Late Tuesday night, January 3rd I lost my grandfather, the patriarch of our family. I have avoided blogging about him because I'm not fully ready to get on the emotional roller coaster I know will begin. The longer I avoid writing and thinking about 'it' the longer I will spare myself the flood of emotions, tears and confusion that death causes me. I don't take death very well. I don't do funerals, memorials and burials very well. They cause me to contemplate life and death. I end up dissecting life and trying to figure out HOW we even exist. By the end, it all seems so weird and confusing. It drains me and haunts me for months. Alas, I know I have to deal with it. I have to deal with my emotions. Not only do I have to deal with his passing, but also his life... his legacy.
My grandfather was very 'old school.' There are many aspects of his life that will remain a dark mystery to me, mainly, because that's the way I'd like to keep it. But these things I DO know about him...
My grandfather, Esteban Elizondo, was born to Spanish-Mexican parents from Basque country. From everything I have read and have been told, the Basque people are beautiful and warm people. Basque country itself is one of the most amazing places in Spain. Sadly, there is a lot of terrorism there also. The Basque people, as loving and warm as they are, are also hard and passionate about their beliefs. It is no surprise to me that my grandfather carried these traits in his blood! (The passion - NOT the terrorism!) He had a rough upbringing, of which I know very little.
He married my grandmother at or around the age of 20. They were married for 65 years!!! The marriage was hard and at times painful. But, neither ever gave up. My grandparents were traditional and believed that once you married you stayed married. (My grandmother is a wonderful example of what a Godly mother and wife should be!) My grandfather left behind 14 children (1 died during birth, 1 as an infant, 1 as an adult and several miscarriages) and many, many grandchildren (close to 100) and great grandchildren. He taught my dad dedication, respect, loyalty, love for family and to work hard. When my grandfather suffered his stroke almost a year and a half ago my father drove 12 hours every other, sometimes every, weekend. He would sleep while my mom drove, then care for his dad night and day while he was there. He almost never left his bedside. My dad respected his father. At times my dad would apologize for something my grandfather had said or done, but never once spoke a word against him. My dad was loyal and fulfilled his commitment as a son.
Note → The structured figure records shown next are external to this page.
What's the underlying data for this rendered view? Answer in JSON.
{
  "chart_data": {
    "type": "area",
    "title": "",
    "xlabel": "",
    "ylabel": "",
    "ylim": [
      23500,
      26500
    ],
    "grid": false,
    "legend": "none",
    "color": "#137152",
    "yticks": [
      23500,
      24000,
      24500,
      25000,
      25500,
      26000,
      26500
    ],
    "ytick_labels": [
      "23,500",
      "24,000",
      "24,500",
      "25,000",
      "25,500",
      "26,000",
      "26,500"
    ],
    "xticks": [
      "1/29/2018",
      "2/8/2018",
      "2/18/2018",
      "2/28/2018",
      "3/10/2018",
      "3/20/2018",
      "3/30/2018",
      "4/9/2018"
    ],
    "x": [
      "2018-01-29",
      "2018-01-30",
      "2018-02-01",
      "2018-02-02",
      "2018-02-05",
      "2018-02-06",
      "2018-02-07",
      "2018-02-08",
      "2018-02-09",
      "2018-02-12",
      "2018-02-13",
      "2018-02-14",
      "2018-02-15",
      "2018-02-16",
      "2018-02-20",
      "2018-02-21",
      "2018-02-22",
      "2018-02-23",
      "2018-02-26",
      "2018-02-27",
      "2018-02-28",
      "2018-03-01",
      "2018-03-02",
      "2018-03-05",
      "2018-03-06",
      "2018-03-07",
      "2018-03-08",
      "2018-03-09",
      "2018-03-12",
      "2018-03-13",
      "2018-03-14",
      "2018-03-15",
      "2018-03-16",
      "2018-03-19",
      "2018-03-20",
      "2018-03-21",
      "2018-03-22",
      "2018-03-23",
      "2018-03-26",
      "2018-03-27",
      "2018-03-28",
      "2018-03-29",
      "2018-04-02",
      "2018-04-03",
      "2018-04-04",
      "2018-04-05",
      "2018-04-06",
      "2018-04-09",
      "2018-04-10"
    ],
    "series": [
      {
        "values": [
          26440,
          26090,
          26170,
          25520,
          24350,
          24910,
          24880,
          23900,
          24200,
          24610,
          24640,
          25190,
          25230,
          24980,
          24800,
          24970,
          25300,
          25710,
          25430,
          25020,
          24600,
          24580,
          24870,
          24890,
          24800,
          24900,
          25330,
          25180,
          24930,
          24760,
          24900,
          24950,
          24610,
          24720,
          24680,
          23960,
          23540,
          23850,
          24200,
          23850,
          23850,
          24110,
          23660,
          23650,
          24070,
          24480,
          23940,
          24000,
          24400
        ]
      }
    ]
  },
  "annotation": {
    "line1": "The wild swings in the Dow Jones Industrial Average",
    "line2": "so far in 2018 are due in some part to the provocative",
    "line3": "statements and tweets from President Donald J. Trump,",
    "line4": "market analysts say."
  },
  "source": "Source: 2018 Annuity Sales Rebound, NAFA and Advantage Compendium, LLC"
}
I believe that my grandfather was proud of him and that in his final months, when words were no longer his to speak, he contemplated the love and loyalty my dad showed him. I'd like to believe that he was at peace with himself. I choose to believe that God gave him peace and the knowledge that his sins were forgiven. I am thankful that the next time I see my grandfather will be on a street of gold, with a new body, probably young and vibrant like he once was, like his children remember him.
Many of our family gathered to say a final good-bye to the man that was such a huge part of all of our lives. I heard people say things about him that were very sweet and touching. But, I was not prepared to hear my grandmother's final good-bye. Her words will stay with me forever. They have changed the way I view my marriage. The words she later prayed in the living room of the home they built together will remain in my heart as a pillar of my faith. My grandfather's legacy is a part of me - a part of all of us. Every family member will carry him wherever we go. His memories, his laughter, even his moments of anger, will stay with us. I am proud to be a part of this family, the Elizondos. We are all so different, yet we are bonded by the love of two people. I loved my grandfather, and I choose to remember the good times. I choose to live my life in a way that would make him proud, but most of all in a way that would honor and glorify God...the God he loved and found on his journey of life...the one True God, from whom true forgiveness and love and the peace that passes all understanding overflows.